Whole Wheat Buttermilk Pancakes
Source: Tracey's Culinary Adventures
Serves 4-6
3/4 cup all-purpose flour
3/4 cup whole wheat flour
3 Tbsp sugar
1 1/2 tsp baking powder
1/2 tsp baking soda
1/2 tsp salt
1 1/2 cups buttermilk
1 Tbsp canola oil, plus extra for cooking
1 large egg
1 large egg white
In a medium bowl, whisk both flours, the sugar, baking powder, baking soda and salt together. In a second medium bowl, whisk the buttermilk with the oil, egg and egg white. Add the wet ingredients to the dry and whisk just until barely combined - the batter will still be lumpy, that's fine.

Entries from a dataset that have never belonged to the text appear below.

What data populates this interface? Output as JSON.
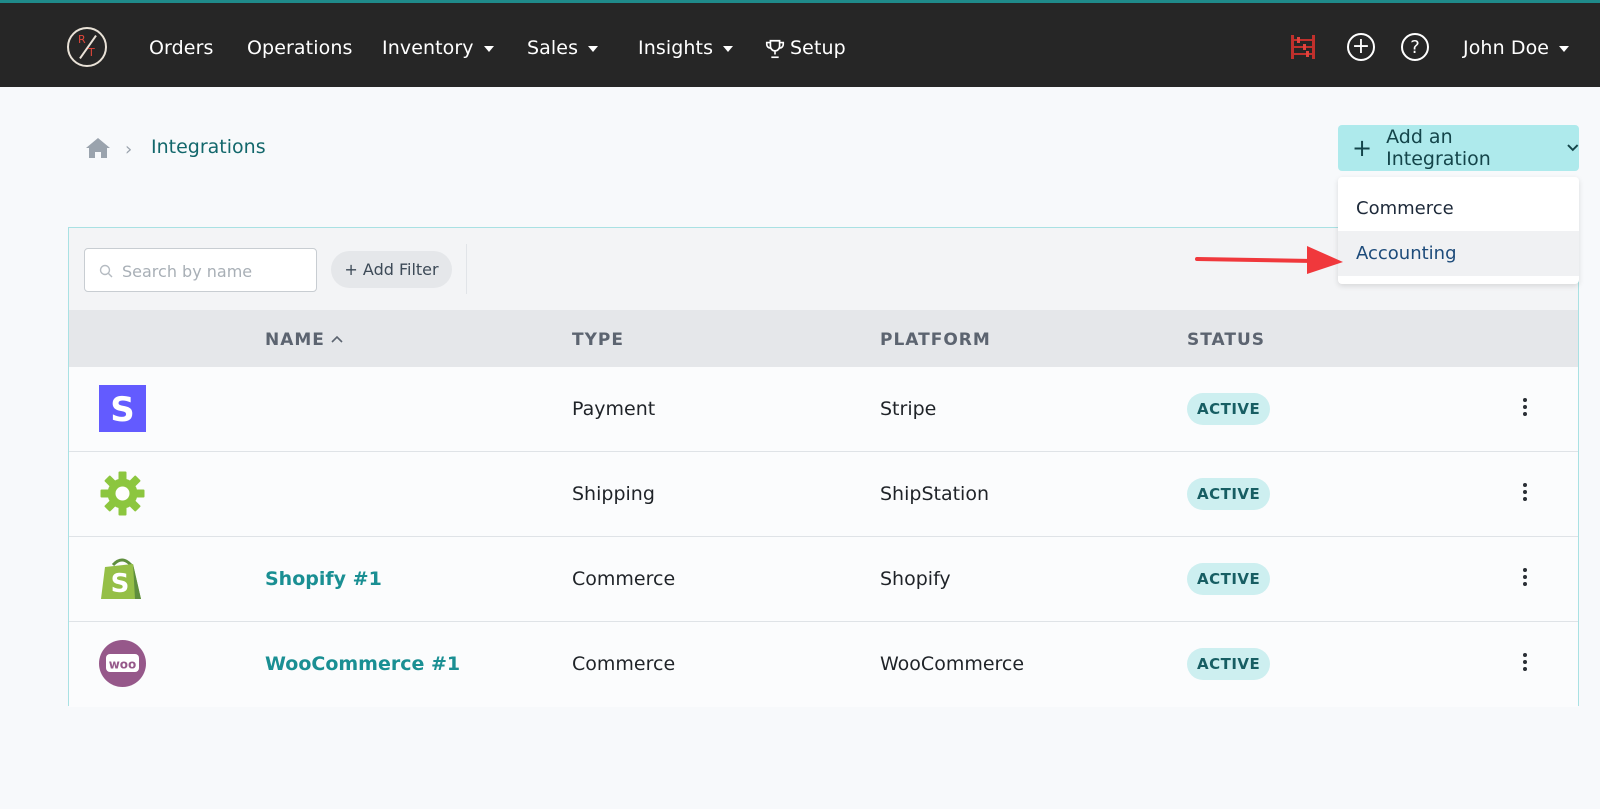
{
  "topnav": {
    "items": [
      {
        "label": "Orders",
        "dropdown": false
      },
      {
        "label": "Operations",
        "dropdown": false
      },
      {
        "label": "Inventory",
        "dropdown": true
      },
      {
        "label": "Sales",
        "dropdown": true
      },
      {
        "label": "Insights",
        "dropdown": true
      },
      {
        "label": "Setup",
        "dropdown": false,
        "icon": "trophy-icon"
      }
    ],
    "user": "John Doe",
    "icons": [
      "abacus-icon",
      "plus-circle-icon",
      "help-icon"
    ],
    "accent_color": "#1f8a8a"
  },
  "breadcrumb": {
    "home_icon": "home-icon",
    "separator": ">",
    "current": "Integrations"
  },
  "add_integration": {
    "label": "Add an Integration",
    "menu": [
      "Commerce",
      "Accounting"
    ],
    "highlighted": "Accounting"
  },
  "toolbar": {
    "search_placeholder": "Search by name",
    "filter_label": "+ Add Filter"
  },
  "table": {
    "columns": [
      "NAME",
      "TYPE",
      "PLATFORM",
      "STATUS"
    ],
    "sort": {
      "column": "NAME",
      "direction": "ascending"
    },
    "rows": [
      {
        "logo": "stripe-logo",
        "name": "",
        "type": "Payment",
        "platform": "Stripe",
        "status": "ACTIVE"
      },
      {
        "logo": "shipstation-logo",
        "name": "",
        "type": "Shipping",
        "platform": "ShipStation",
        "status": "ACTIVE"
      },
      {
        "logo": "shopify-logo",
        "name": "Shopify #1",
        "type": "Commerce",
        "platform": "Shopify",
        "status": "ACTIVE"
      },
      {
        "logo": "woocommerce-logo",
        "name": "WooCommerce #1",
        "type": "Commerce",
        "platform": "WooCommerce",
        "status": "ACTIVE"
      }
    ]
  },
  "annotation": {
    "arrow_color": "#f0383c",
    "points_to": "Accounting"
  },
  "colors": {
    "badge_bg": "#cdeff0",
    "link": "#1a8f93",
    "button_bg": "#aeeaec"
  }
}
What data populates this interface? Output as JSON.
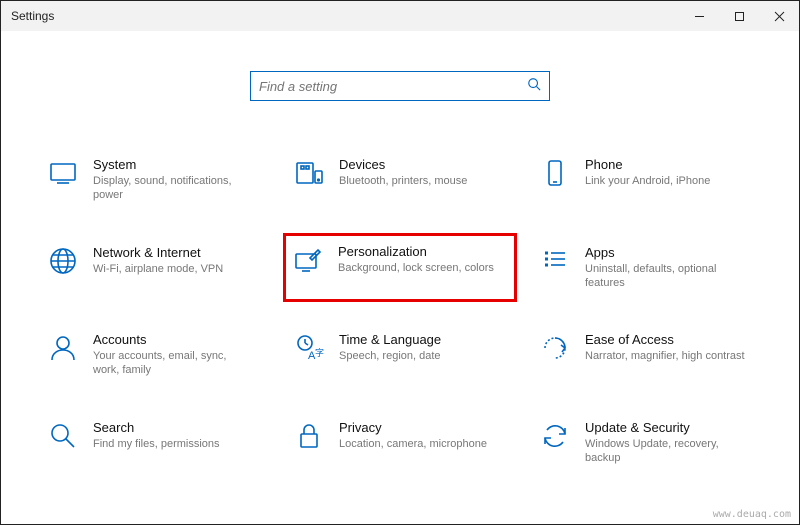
{
  "window": {
    "title": "Settings"
  },
  "search": {
    "placeholder": "Find a setting"
  },
  "tiles": {
    "system": {
      "name": "System",
      "desc": "Display, sound, notifications, power"
    },
    "devices": {
      "name": "Devices",
      "desc": "Bluetooth, printers, mouse"
    },
    "phone": {
      "name": "Phone",
      "desc": "Link your Android, iPhone"
    },
    "network": {
      "name": "Network & Internet",
      "desc": "Wi-Fi, airplane mode, VPN"
    },
    "personalization": {
      "name": "Personalization",
      "desc": "Background, lock screen, colors"
    },
    "apps": {
      "name": "Apps",
      "desc": "Uninstall, defaults, optional features"
    },
    "accounts": {
      "name": "Accounts",
      "desc": "Your accounts, email, sync, work, family"
    },
    "time": {
      "name": "Time & Language",
      "desc": "Speech, region, date"
    },
    "ease": {
      "name": "Ease of Access",
      "desc": "Narrator, magnifier, high contrast"
    },
    "search_tile": {
      "name": "Search",
      "desc": "Find my files, permissions"
    },
    "privacy": {
      "name": "Privacy",
      "desc": "Location, camera, microphone"
    },
    "update": {
      "name": "Update & Security",
      "desc": "Windows Update, recovery, backup"
    }
  },
  "watermark": "www.deuaq.com"
}
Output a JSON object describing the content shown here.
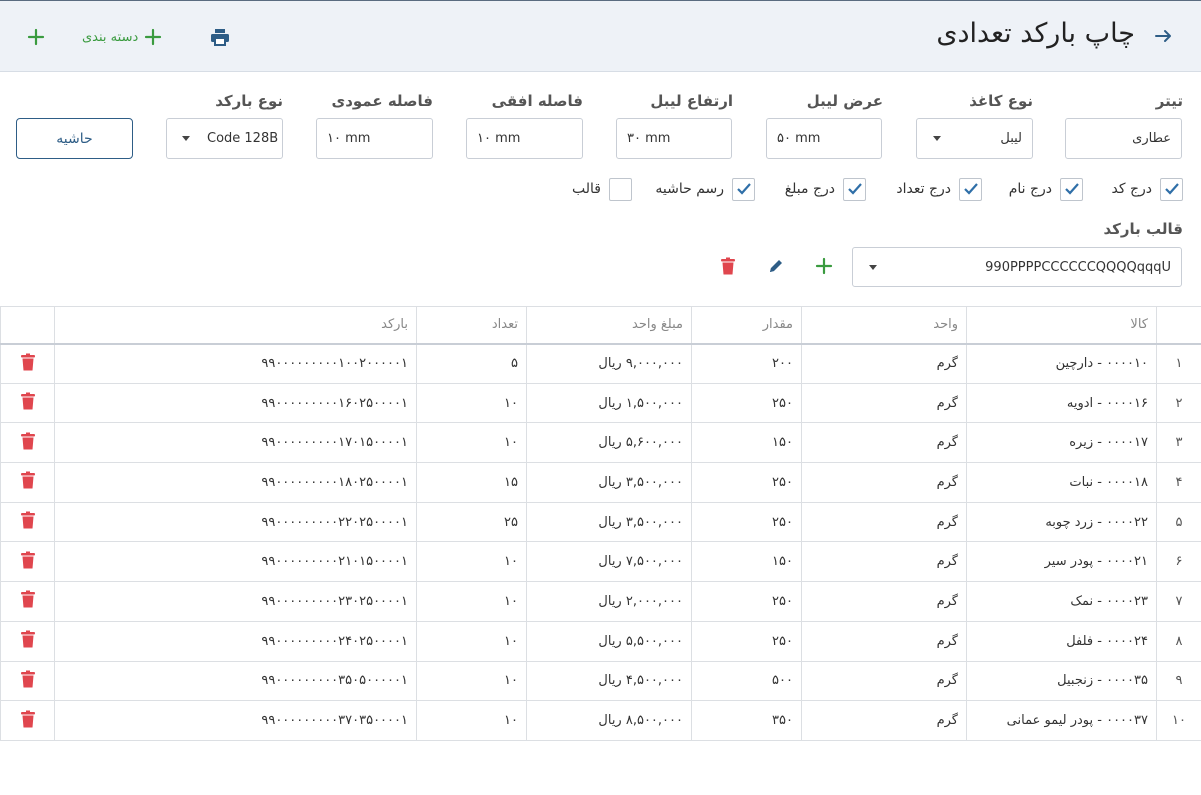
{
  "header": {
    "title": "چاپ بارکد تعدادی",
    "category_label": "دسته بندی",
    "icons": {
      "back": "arrow-right-icon",
      "print": "printer-icon",
      "add_category": "plus-icon",
      "add": "plus-icon"
    }
  },
  "form": {
    "title_field": {
      "label": "تیتر",
      "value": "عطاری"
    },
    "paper_type": {
      "label": "نوع کاغذ",
      "value": "لیبل"
    },
    "label_width": {
      "label": "عرض لیبل",
      "value": "۵۰ mm"
    },
    "label_height": {
      "label": "ارتفاع لیبل",
      "value": "۳۰ mm"
    },
    "h_gap": {
      "label": "فاصله افقی",
      "value": "۱۰ mm"
    },
    "v_gap": {
      "label": "فاصله عمودی",
      "value": "۱۰ mm"
    },
    "barcode_type": {
      "label": "نوع بارکد",
      "value": "Code 128B"
    },
    "border_button": "حاشیه"
  },
  "checkboxes": [
    {
      "label": "درج کد",
      "checked": true
    },
    {
      "label": "درج نام",
      "checked": true
    },
    {
      "label": "درج تعداد",
      "checked": true
    },
    {
      "label": "درج مبلغ",
      "checked": true
    },
    {
      "label": "رسم حاشیه",
      "checked": true
    },
    {
      "label": "قالب",
      "checked": false
    }
  ],
  "template": {
    "label": "قالب بارکد",
    "value": "990PPPPCCCCCCQQQQqqqU"
  },
  "table": {
    "columns": [
      "",
      "کالا",
      "واحد",
      "مقدار",
      "مبلغ واحد",
      "تعداد",
      "بارکد",
      ""
    ],
    "rows": [
      {
        "idx": "۱",
        "item": "۰۰۰۰۱۰ - دارچین",
        "unit": "گرم",
        "qty": "۲۰۰",
        "price": "۹,۰۰۰,۰۰۰ ریال",
        "count": "۵",
        "barcode": "۹۹۰۰۰۰۰۰۰۰۰۱۰۰۲۰۰۰۰۰۱"
      },
      {
        "idx": "۲",
        "item": "۰۰۰۰۱۶ - ادویه",
        "unit": "گرم",
        "qty": "۲۵۰",
        "price": "۱,۵۰۰,۰۰۰ ریال",
        "count": "۱۰",
        "barcode": "۹۹۰۰۰۰۰۰۰۰۰۱۶۰۲۵۰۰۰۰۱"
      },
      {
        "idx": "۳",
        "item": "۰۰۰۰۱۷ - زیره",
        "unit": "گرم",
        "qty": "۱۵۰",
        "price": "۵,۶۰۰,۰۰۰ ریال",
        "count": "۱۰",
        "barcode": "۹۹۰۰۰۰۰۰۰۰۰۱۷۰۱۵۰۰۰۰۱"
      },
      {
        "idx": "۴",
        "item": "۰۰۰۰۱۸ - نبات",
        "unit": "گرم",
        "qty": "۲۵۰",
        "price": "۳,۵۰۰,۰۰۰ ریال",
        "count": "۱۵",
        "barcode": "۹۹۰۰۰۰۰۰۰۰۰۱۸۰۲۵۰۰۰۰۱"
      },
      {
        "idx": "۵",
        "item": "۰۰۰۰۲۲ - زرد چوبه",
        "unit": "گرم",
        "qty": "۲۵۰",
        "price": "۳,۵۰۰,۰۰۰ ریال",
        "count": "۲۵",
        "barcode": "۹۹۰۰۰۰۰۰۰۰۰۲۲۰۲۵۰۰۰۰۱"
      },
      {
        "idx": "۶",
        "item": "۰۰۰۰۲۱ - پودر سیر",
        "unit": "گرم",
        "qty": "۱۵۰",
        "price": "۷,۵۰۰,۰۰۰ ریال",
        "count": "۱۰",
        "barcode": "۹۹۰۰۰۰۰۰۰۰۰۲۱۰۱۵۰۰۰۰۱"
      },
      {
        "idx": "۷",
        "item": "۰۰۰۰۲۳ - نمک",
        "unit": "گرم",
        "qty": "۲۵۰",
        "price": "۲,۰۰۰,۰۰۰ ریال",
        "count": "۱۰",
        "barcode": "۹۹۰۰۰۰۰۰۰۰۰۲۳۰۲۵۰۰۰۰۱"
      },
      {
        "idx": "۸",
        "item": "۰۰۰۰۲۴ - فلفل",
        "unit": "گرم",
        "qty": "۲۵۰",
        "price": "۵,۵۰۰,۰۰۰ ریال",
        "count": "۱۰",
        "barcode": "۹۹۰۰۰۰۰۰۰۰۰۲۴۰۲۵۰۰۰۰۱"
      },
      {
        "idx": "۹",
        "item": "۰۰۰۰۳۵ - زنجبیل",
        "unit": "گرم",
        "qty": "۵۰۰",
        "price": "۴,۵۰۰,۰۰۰ ریال",
        "count": "۱۰",
        "barcode": "۹۹۰۰۰۰۰۰۰۰۰۳۵۰۵۰۰۰۰۰۱"
      },
      {
        "idx": "۱۰",
        "item": "۰۰۰۰۳۷ - پودر لیمو عمانی",
        "unit": "گرم",
        "qty": "۳۵۰",
        "price": "۸,۵۰۰,۰۰۰ ریال",
        "count": "۱۰",
        "barcode": "۹۹۰۰۰۰۰۰۰۰۰۳۷۰۳۵۰۰۰۰۱"
      }
    ],
    "row_action_icon": "trash-icon"
  },
  "colors": {
    "accent_blue": "#2e5d86",
    "add_green": "#3a9b3f",
    "delete_red": "#e0464e",
    "check_blue": "#2f6fa8"
  }
}
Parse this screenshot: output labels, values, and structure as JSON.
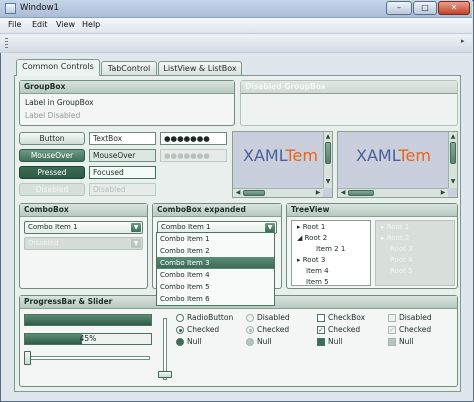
{
  "window": {
    "title": "Window1",
    "minimize": "–",
    "maximize": "□",
    "close": "✕"
  },
  "menu": [
    "File",
    "Edit",
    "View",
    "Help"
  ],
  "tabs": [
    "Common Controls",
    "TabControl",
    "ListView & ListBox"
  ],
  "groupbox": {
    "title": "GroupBox",
    "label": "Label in GroupBox",
    "label_disabled": "Label Disabled"
  },
  "disabled_groupbox": {
    "title": "Disabled GroupBox"
  },
  "buttons": {
    "button": "Button",
    "mouseover": "MouseOver",
    "pressed": "Pressed",
    "disabled": "Disabled"
  },
  "textboxes": {
    "textbox": "TextBox",
    "mouseover": "MouseOver",
    "focused": "Focused",
    "disabled": "Disabled"
  },
  "passwords": {
    "normal": "●●●●●●●",
    "disabled": "●●●●●●●"
  },
  "scrollviewer": {
    "text_a": "XAML",
    "text_b": "Tem"
  },
  "combobox": {
    "title": "ComboBox",
    "selected": "Combo Item 1",
    "disabled": "Disabled"
  },
  "combobox_expanded": {
    "title": "ComboBox expanded",
    "selected": "Combo Item 1",
    "items": [
      "Combo Item 1",
      "Combo Item 2",
      "Combo Item 3",
      "Combo Item 4",
      "Combo Item 5",
      "Combo Item 6"
    ],
    "highlighted_index": 2
  },
  "treeview": {
    "title": "TreeView",
    "items": [
      "Root 1",
      "Root 2",
      "Item 2 1",
      "Root 3",
      "Item 4",
      "Item 5"
    ],
    "disabled_items": [
      "Root 1",
      "Root 2",
      "Root 3",
      "Root 4",
      "Root 5"
    ]
  },
  "progress": {
    "title": "ProgressBar & Slider",
    "value_full": 1.0,
    "value_half": 0.45,
    "label": "45%"
  },
  "radios": {
    "radio": "RadioButton",
    "checked": "Checked",
    "null": "Null",
    "disabled": "Disabled"
  },
  "checks": {
    "checkbox": "CheckBox",
    "checked": "Checked",
    "null": "Null",
    "disabled": "Disabled"
  },
  "icons": {
    "grip": "toolbar-grip-icon",
    "tree_expander": "triangle-right-icon",
    "drop_arrow": "triangle-down-icon"
  }
}
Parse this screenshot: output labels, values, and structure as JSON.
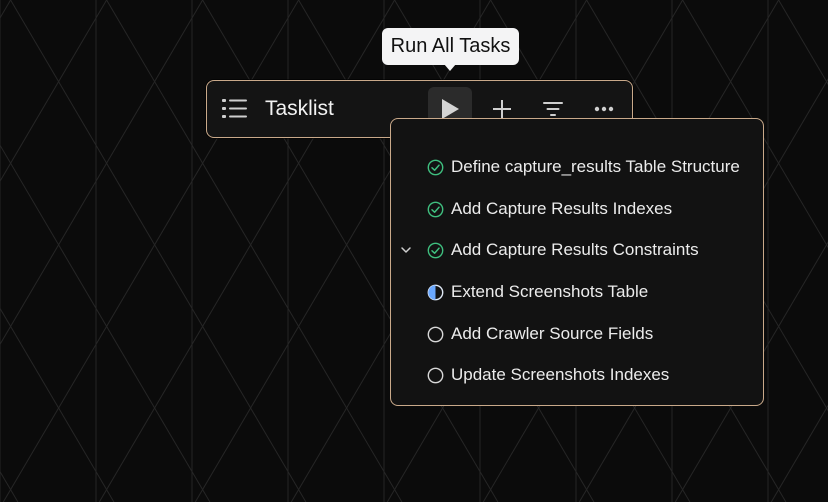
{
  "tooltip": {
    "text": "Run All Tasks"
  },
  "toolbar": {
    "title": "Tasklist",
    "list_icon": "list-icon",
    "buttons": [
      {
        "name": "run-all-button",
        "icon": "play-icon"
      },
      {
        "name": "add-task-button",
        "icon": "plus-icon"
      },
      {
        "name": "filter-button",
        "icon": "filter-icon"
      },
      {
        "name": "more-button",
        "icon": "more-horizontal-icon"
      }
    ]
  },
  "tasks": [
    {
      "label": "Define capture_results Table Structure",
      "status": "completed"
    },
    {
      "label": "Add Capture Results Indexes",
      "status": "completed"
    },
    {
      "label": "Add Capture Results Constraints",
      "status": "completed",
      "expandable": true
    },
    {
      "label": "Extend Screenshots Table",
      "status": "in-progress"
    },
    {
      "label": "Add Crawler Source Fields",
      "status": "pending"
    },
    {
      "label": "Update Screenshots Indexes",
      "status": "pending"
    }
  ],
  "colors": {
    "accent_border": "#c9a98a",
    "completed": "#3fbf7f",
    "in_progress": "#6aa8ff",
    "pending": "#d8d8d8"
  }
}
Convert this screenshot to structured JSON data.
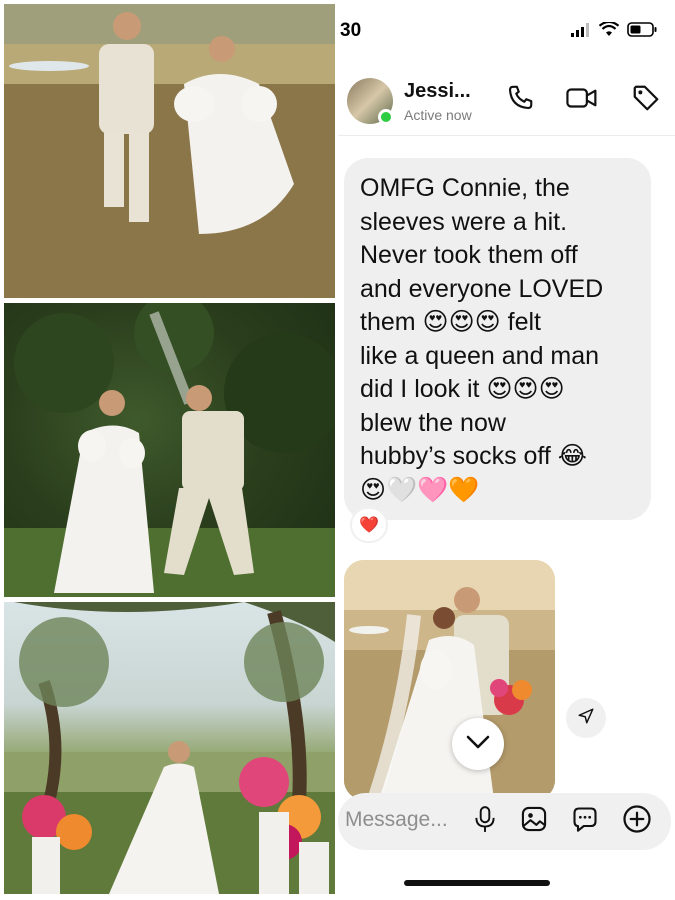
{
  "status_bar": {
    "time": "30"
  },
  "header": {
    "contact_name": "Jessi...",
    "contact_status": "Active now",
    "icons": [
      "phone-icon",
      "video-icon",
      "tag-icon"
    ]
  },
  "message": {
    "lines": [
      "OMFG Connie, the",
      "sleeves were a hit.",
      "Never took them off",
      "and everyone LOVED",
      "them 😍😍😍 felt",
      "like a queen and man",
      "did I look it 😍😍😍",
      "blew the now",
      "hubby’s socks off 😂",
      "😍🤍🩷🧡"
    ],
    "reaction": "❤️"
  },
  "composer": {
    "placeholder": "Message..."
  },
  "colors": {
    "bubble": "#efefef",
    "online": "#2ecc40",
    "text": "#111111",
    "muted": "#7b7b7b"
  }
}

Heat 1 teaspoon of oil in a 12-inch nonstick skillet set over medium heat. Once the oil starts shimmering, use paper towels to wipe the pan so only a thin, even coating of oil covers the bottom and sides. Use a 1/4 cup measure to portion the batter into the pan. Cook on the first side until the edges are set and bubbles form on the surface, about 2-3 minutes. Use a spatula to flip the pancakes and cook for 1-2 minutes on the second side, or until golden brown and cooked through. Repeat with remaining batter, adding the rest of the oil to the pan if necessary.